If you're trying to reduce your insurance costs, you need to fight the ticket until they let you plead not guilty, and you have no conviction. Sometimes it's possible to pay a fine of $100, $200, or $300, where there's is no charge for speeding on your record.
If you get a DUI, how long does that stay on your driving record?
Jared - Mississauga, Ontario
If you get a DUI without losing your license, it's the same as any other conviction: it will affect you for the 3 years that it's on your driving record. If you have multiple events or it's so bad that you lose your license, you could have to restart your licensing, which would also restart your insurance experience from square one.
I've heard there's more than one high risk insurance company out there. Which one has the best rates?
Brendan - Richmond Hill, Ontario
There is there is no such animal. There are only five high risk insurance companies in Ontario, so working with a broker that has all five makes it really efficient for you because then you can get the entire market view of what's best. It will all be dependent on your situation: what car do you drive; how is your record; what are your tickets; and how much are you driving, and in which city. Answers to those questions will decide which company is best for you. On top of that, those companies will go through restructuring and different strategies and events, so that answer, even for you as an individual, could change. To best navigate the high-risk space it's best to work with a broker that has all five high risk insurance companies
It's like trying to pick the one stock that's going to be the best in the stock market: it's never going to be the best forever.
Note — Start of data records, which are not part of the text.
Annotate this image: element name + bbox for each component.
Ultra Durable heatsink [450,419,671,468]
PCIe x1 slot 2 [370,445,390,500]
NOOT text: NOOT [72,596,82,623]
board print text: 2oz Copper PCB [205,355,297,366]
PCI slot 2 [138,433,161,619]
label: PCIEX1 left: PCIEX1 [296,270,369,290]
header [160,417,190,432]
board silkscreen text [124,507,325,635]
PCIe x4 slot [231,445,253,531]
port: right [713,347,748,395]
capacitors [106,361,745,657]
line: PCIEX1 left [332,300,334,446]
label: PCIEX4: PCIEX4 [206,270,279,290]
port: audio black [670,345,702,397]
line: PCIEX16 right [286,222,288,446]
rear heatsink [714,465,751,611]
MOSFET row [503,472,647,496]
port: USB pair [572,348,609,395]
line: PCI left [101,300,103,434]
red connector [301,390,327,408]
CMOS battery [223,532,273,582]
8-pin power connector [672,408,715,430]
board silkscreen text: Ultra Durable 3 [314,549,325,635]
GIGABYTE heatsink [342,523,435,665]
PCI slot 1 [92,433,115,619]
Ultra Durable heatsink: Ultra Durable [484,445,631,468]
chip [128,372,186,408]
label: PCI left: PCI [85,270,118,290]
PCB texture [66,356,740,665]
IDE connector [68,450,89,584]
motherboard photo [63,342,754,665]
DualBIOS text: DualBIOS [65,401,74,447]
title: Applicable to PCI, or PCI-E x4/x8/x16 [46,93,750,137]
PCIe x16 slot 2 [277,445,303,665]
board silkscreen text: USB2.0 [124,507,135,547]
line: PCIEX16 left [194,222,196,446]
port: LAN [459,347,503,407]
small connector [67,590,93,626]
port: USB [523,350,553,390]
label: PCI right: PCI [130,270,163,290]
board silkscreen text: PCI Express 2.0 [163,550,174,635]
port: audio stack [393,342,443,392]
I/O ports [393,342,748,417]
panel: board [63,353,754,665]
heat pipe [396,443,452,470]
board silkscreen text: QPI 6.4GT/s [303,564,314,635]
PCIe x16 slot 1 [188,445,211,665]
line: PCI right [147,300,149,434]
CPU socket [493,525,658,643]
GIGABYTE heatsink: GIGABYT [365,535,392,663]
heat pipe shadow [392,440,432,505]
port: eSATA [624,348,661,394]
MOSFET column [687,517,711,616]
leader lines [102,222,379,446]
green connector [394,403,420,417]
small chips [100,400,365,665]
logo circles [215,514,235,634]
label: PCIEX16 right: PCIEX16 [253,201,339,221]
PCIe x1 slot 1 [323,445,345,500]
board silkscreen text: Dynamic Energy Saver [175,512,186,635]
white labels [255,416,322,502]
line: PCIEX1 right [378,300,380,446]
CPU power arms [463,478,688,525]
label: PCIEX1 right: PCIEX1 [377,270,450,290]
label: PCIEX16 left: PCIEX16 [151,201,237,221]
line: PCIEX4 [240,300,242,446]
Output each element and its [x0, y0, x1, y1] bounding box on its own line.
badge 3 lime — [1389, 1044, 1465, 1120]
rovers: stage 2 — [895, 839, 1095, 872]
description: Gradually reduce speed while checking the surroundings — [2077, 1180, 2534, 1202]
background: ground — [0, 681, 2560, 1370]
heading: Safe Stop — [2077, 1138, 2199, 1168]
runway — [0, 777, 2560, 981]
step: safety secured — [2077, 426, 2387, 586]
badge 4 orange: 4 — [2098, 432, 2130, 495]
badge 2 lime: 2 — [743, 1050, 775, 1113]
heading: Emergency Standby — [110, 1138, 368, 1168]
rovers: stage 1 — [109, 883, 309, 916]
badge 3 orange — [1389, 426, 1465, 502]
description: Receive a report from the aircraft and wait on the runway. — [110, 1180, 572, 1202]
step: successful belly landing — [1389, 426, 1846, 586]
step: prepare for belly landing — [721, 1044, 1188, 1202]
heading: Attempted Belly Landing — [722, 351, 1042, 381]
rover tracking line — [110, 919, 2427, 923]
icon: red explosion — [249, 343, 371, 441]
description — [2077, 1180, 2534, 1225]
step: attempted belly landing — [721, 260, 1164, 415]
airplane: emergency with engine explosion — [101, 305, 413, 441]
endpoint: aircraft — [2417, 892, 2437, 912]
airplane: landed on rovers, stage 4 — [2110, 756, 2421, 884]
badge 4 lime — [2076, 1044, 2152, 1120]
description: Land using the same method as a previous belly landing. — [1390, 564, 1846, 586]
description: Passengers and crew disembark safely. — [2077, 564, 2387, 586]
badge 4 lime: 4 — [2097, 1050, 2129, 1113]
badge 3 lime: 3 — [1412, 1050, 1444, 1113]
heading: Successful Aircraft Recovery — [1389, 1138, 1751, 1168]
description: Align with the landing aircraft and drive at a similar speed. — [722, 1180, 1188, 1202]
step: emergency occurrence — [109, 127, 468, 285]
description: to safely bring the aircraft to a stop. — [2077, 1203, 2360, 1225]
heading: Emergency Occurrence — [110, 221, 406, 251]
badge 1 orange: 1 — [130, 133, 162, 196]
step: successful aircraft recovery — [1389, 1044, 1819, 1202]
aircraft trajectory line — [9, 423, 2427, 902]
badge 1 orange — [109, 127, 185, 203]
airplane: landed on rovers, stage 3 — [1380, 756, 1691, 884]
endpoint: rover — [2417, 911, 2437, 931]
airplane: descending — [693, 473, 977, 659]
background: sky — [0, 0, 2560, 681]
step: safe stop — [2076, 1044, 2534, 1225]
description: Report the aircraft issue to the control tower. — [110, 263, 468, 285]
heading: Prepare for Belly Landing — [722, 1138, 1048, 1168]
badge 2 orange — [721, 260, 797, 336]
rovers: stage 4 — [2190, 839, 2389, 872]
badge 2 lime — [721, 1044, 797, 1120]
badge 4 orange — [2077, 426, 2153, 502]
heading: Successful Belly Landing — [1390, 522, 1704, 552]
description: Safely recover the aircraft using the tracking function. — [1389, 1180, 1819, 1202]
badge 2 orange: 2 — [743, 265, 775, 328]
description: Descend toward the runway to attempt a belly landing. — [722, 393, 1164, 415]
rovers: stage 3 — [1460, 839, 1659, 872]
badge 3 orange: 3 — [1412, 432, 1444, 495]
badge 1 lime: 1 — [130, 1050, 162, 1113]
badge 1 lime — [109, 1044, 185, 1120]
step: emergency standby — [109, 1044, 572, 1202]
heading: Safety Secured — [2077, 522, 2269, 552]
If I get a careless driving charge, how long will that charge affect my insurance?
Philippe - Kitchener, Ontario
If you get a standalone careless driver charge, and you're able to keep your driver's license, it'll affect you for 3 years. If it's more severe and you lose your license, then you could start from square one of rebuilding year insurance history.
If I hit black ice and go off the road and crash my car, how long will that impact my insurance?
Mo - Toronto, Ontario
This is a common question. The general saying for this is: if you're going drive a car, you're charged with the absolute care, custody, and control of the car. If the weather conditions only permit you to drive a few miles an hour to remain safe, it's your obligation to remain safe. So if you drove at an unsafe speed or at an unsafe time on unsafe road, it's going to affect your insurance, just as if you had hit somebody else, or a tree, or a ditch—you were in control of your car.
It's the same as with any other accident; most companies will look at that accident for 6 years, but it's becoming more common for companies to look at accidents going back 10 years, and some up to 20 years. That's to say that you'll get most of your discounts in the first 6 years of accident-free driving, but they'll give you progressively more discounts as you get to 10 years of accident-free driving, and now with some companies, up to 20 years accident-free driving.
If I get into an accident driving my own car while my license is suspended, will my insurance company still cover the damage to my car?
Maria - Toronto, Ontario
The short answer is no. If you get into an accident with a suspended license or cancelled license, your insurance won't cover it. You need to have a valid license in force to drive for the insurance to be in effect. There's no difference between crashing your car on a suspended license, or a cancelled license, or if you've never been licensed.
Note: The information above is for general purposes and does not constitute legal advice. Be sure to talk to your broker if you have more specific questions about insurance, and especially if you need answers that are specific to your circumstances.